Body movement a major element
In both shows, interpretive dance was a vessel of emotion, a push to the plot, and another way of pushing the audience through the screen and into the show. It makes the audience realize “all the things that our bodies can do in action, because we’re right there, we can see the hair follicles, and the sweat beads, and maybe even smell the person,” according to Mueller.
 
“I think as an immersive audience member, it reminds me of my own body’s capacities,” he continued, an ideal shared by Martens.
 
More than just reminding the audience of their body’s capabilities, though, there’s also the mind’s capabilities.
 
“We want to create spaces that allow people to see their creative potential and how much they are a creative being,” said Chadney Everett, senior creative director of Convergence Station — Denver’s Meow Wolf exhibit — and a lead designer of House of Eternal Return in Santa Fe. “...not only being a creative being, but also how necessary they are to the environments they create.”
 
At Meow Wolf, artists create environments, Everett said. Worlds that “really allow you to feel like you’ve been transported to another place, and therefore free you to express yourself in a different way in that space.”
 
The immersion allows a “marriage” of the audience and what they created, creating something new and better, he explained. Like a tree falling in the forest with no one there to hear it, the art — the environments — don’t “exist until the audience comes and interacts with it, and brings it to life with their unique perspective,” he said.
 
The start of Denver’s immersive art scene is before Meow Wolf, OddKnock and Control Group Productions came to town, according to Mueller.
 
“There was a really particular point in time that immersive had a big moment of entering public consciousness in Denver, and there were a lot of factors involved in that, but specifically, Charlie Miller’s Off-Center production of ‘Sweet and Lucky,’” he said.
 
“Sweet and Lucky,” in which Mueller was a cast member, premiered in 2016 by Third Rail Projects and was commissioned by the Denver Center for the Performing Arts’ Off-Center program. Created by Zach Morris, “Sweet and Lucky” was an immersive theatrical piece described by Westword at the time as “designed to take you out of your everyday reality and deposit you in a shifting, dreamlike world where memories come and go and you occasionally find yourself doubting your own senses.”
 
“It’s had a big effect on the fact that Denver is now a fairly major hub for immersive art and performance,” Mueller continued.
 
This exiting of reality had been a running thread through these immersive pieces since. 

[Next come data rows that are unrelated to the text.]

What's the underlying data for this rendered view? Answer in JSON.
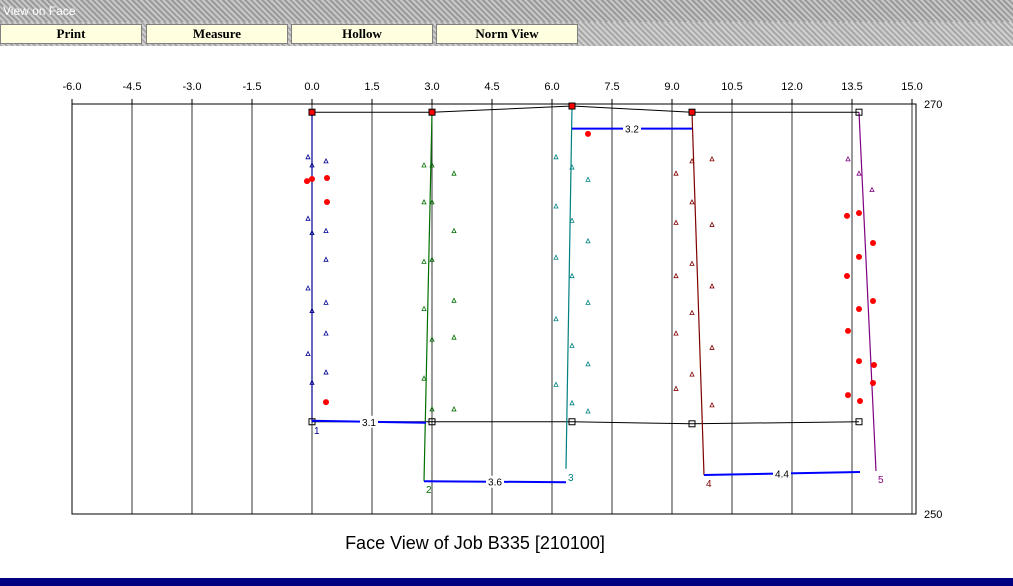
{
  "window": {
    "title": "View on Face"
  },
  "toolbar": {
    "buttons": [
      "Print",
      "Measure",
      "Hollow",
      "Norm View"
    ]
  },
  "chart_data": {
    "type": "line",
    "title": "Face View of Job B335 [210100]",
    "xlim": [
      -6,
      15
    ],
    "ylim": [
      250,
      270
    ],
    "xticks": [
      {
        "value": -6,
        "label": "-6.0"
      },
      {
        "value": -4.5,
        "label": "-4.5"
      },
      {
        "value": -3,
        "label": "-3.0"
      },
      {
        "value": -1.5,
        "label": "-1.5"
      },
      {
        "value": 0,
        "label": "0.0"
      },
      {
        "value": 1.5,
        "label": "1.5"
      },
      {
        "value": 3,
        "label": "3.0"
      },
      {
        "value": 4.5,
        "label": "4.5"
      },
      {
        "value": 6,
        "label": "6.0"
      },
      {
        "value": 7.5,
        "label": "7.5"
      },
      {
        "value": 9,
        "label": "9.0"
      },
      {
        "value": 10.5,
        "label": "10.5"
      },
      {
        "value": 12,
        "label": "12.0"
      },
      {
        "value": 13.5,
        "label": "13.5"
      },
      {
        "value": 15,
        "label": "15.0"
      }
    ],
    "yticks": [
      250,
      270
    ],
    "grid": true,
    "collar_top": {
      "color": "#000000",
      "x": [
        0,
        3,
        6.5,
        9.5,
        13.675
      ],
      "values": [
        269.6,
        269.6,
        269.9,
        269.6,
        269.6
      ]
    },
    "collar_bottom": {
      "color": "#000000",
      "x": [
        0,
        3,
        6.5,
        9.5,
        13.675
      ],
      "values": [
        254.5,
        254.5,
        254.5,
        254.4,
        254.5
      ]
    },
    "series": [
      {
        "name": "1",
        "color": "#000090",
        "x": [
          0,
          0
        ],
        "values": [
          269.6,
          254.5
        ]
      },
      {
        "name": "2",
        "color": "#007000",
        "x": [
          3,
          2.8
        ],
        "values": [
          269.6,
          251.6
        ]
      },
      {
        "name": "3",
        "color": "#008080",
        "x": [
          6.5,
          6.35
        ],
        "values": [
          269.9,
          252.2
        ]
      },
      {
        "name": "4",
        "color": "#800000",
        "x": [
          9.5,
          9.8
        ],
        "values": [
          269.6,
          251.9
        ]
      },
      {
        "name": "5",
        "color": "#800080",
        "x": [
          13.675,
          14.1
        ],
        "values": [
          269.6,
          252.1
        ]
      }
    ],
    "triangles": [
      {
        "color": "#000090",
        "x": [
          -0.1,
          0.0,
          0.35,
          -0.1,
          0.0,
          0.35,
          0.35,
          -0.1,
          0.0,
          0.35,
          -0.1,
          0.0,
          0.35,
          0.35
        ],
        "values": [
          267.4,
          267.0,
          267.2,
          264.4,
          263.7,
          263.8,
          262.4,
          261.0,
          259.9,
          260.3,
          257.8,
          256.4,
          256.9,
          258.8
        ]
      },
      {
        "color": "#007000",
        "x": [
          2.8,
          3.0,
          3.55,
          2.8,
          3.0,
          3.55,
          2.8,
          3.0,
          3.55,
          2.8,
          3.0,
          3.55,
          2.8,
          3.0,
          3.55
        ],
        "values": [
          267.0,
          267.0,
          266.6,
          265.2,
          265.2,
          263.8,
          262.3,
          262.4,
          260.4,
          260.0,
          258.5,
          258.6,
          256.6,
          255.1,
          255.1
        ]
      },
      {
        "color": "#008080",
        "x": [
          6.1,
          6.5,
          6.9,
          6.1,
          6.5,
          6.9,
          6.1,
          6.5,
          6.9,
          6.1,
          6.5,
          6.9,
          6.1,
          6.5,
          6.9
        ],
        "values": [
          267.4,
          266.9,
          266.3,
          265.0,
          264.3,
          263.3,
          262.5,
          261.6,
          260.3,
          259.5,
          258.2,
          257.3,
          256.3,
          255.4,
          255.0
        ]
      },
      {
        "color": "#800000",
        "x": [
          9.1,
          9.5,
          10.0,
          9.1,
          9.5,
          10.0,
          9.1,
          9.5,
          10.0,
          9.1,
          9.5,
          10.0,
          9.1,
          9.5,
          10.0
        ],
        "values": [
          266.6,
          267.2,
          267.3,
          264.2,
          265.2,
          264.1,
          261.6,
          262.2,
          261.1,
          258.8,
          259.8,
          258.1,
          256.1,
          256.8,
          255.3
        ]
      },
      {
        "color": "#800080",
        "x": [
          13.4,
          13.675,
          14.0
        ],
        "values": [
          267.3,
          266.6,
          265.8
        ]
      }
    ],
    "dots": {
      "color": "#ff0000",
      "x": [
        -0.125,
        0,
        0.375,
        0.375,
        0.35,
        6.9,
        13.375,
        13.675,
        14.025,
        13.675,
        13.375,
        14.025,
        13.675,
        13.4,
        13.675,
        14.05,
        14.025,
        13.4,
        13.7
      ],
      "values": [
        266.24,
        266.34,
        266.39,
        265.22,
        255.46,
        268.54,
        264.54,
        264.68,
        263.22,
        262.54,
        261.61,
        260.39,
        260.0,
        258.93,
        257.46,
        257.27,
        256.39,
        255.8,
        255.51
      ]
    },
    "distances": [
      {
        "value": 3.1,
        "x": [
          0,
          2.85
        ],
        "values": [
          254.55,
          254.45
        ]
      },
      {
        "value": 3.6,
        "x": [
          2.8,
          6.35
        ],
        "values": [
          251.6,
          251.55
        ]
      },
      {
        "value": 3.2,
        "x": [
          6.5,
          9.5
        ],
        "values": [
          268.8,
          268.8
        ]
      },
      {
        "value": 4.4,
        "x": [
          9.8,
          13.7
        ],
        "values": [
          251.9,
          252.05
        ]
      }
    ]
  }
}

“But I think a lot of the impulse that is driving the local scene is the fact that Coloradans are highly active people,” Mueller said. “They spend a lot of time outdoors, have a very socially focused recreational lifetime around breweries and distilleries and food and nightlife.”
 
With no deep tradition of live theater, according to Mueller, immersive is a way of bridging the gap between “that feeling of it’s for grandma, or snooty New Yorkers.” It brings the audience shoulder to shoulder with the performers, who rely on the audience's reaction to propel a scene.
 
Meanwhile, a gallery may be the perfect setting for paintings, Everett explained.
 
“The white walls ask me to focus on that piece — taking away all other information around it is exactly right for that thing.”
 
Everett also is a writer, musician and painter, who says of those art forms: “They do all work, but in different ways. They each serve their own function.”
 
Really, immersive art should be used because it’s the best tool for the job, according to Mueller.
Even within immersive art, there is a difference in approaches and goals. But the main difference that Mueller sees between the types of projects is their purpose.
 
“I definitely find a different value in work that talks about the human condition in a way that addresses social ills and social justice,” he explained. “I’m interested in art that makes people do and be better in their world.”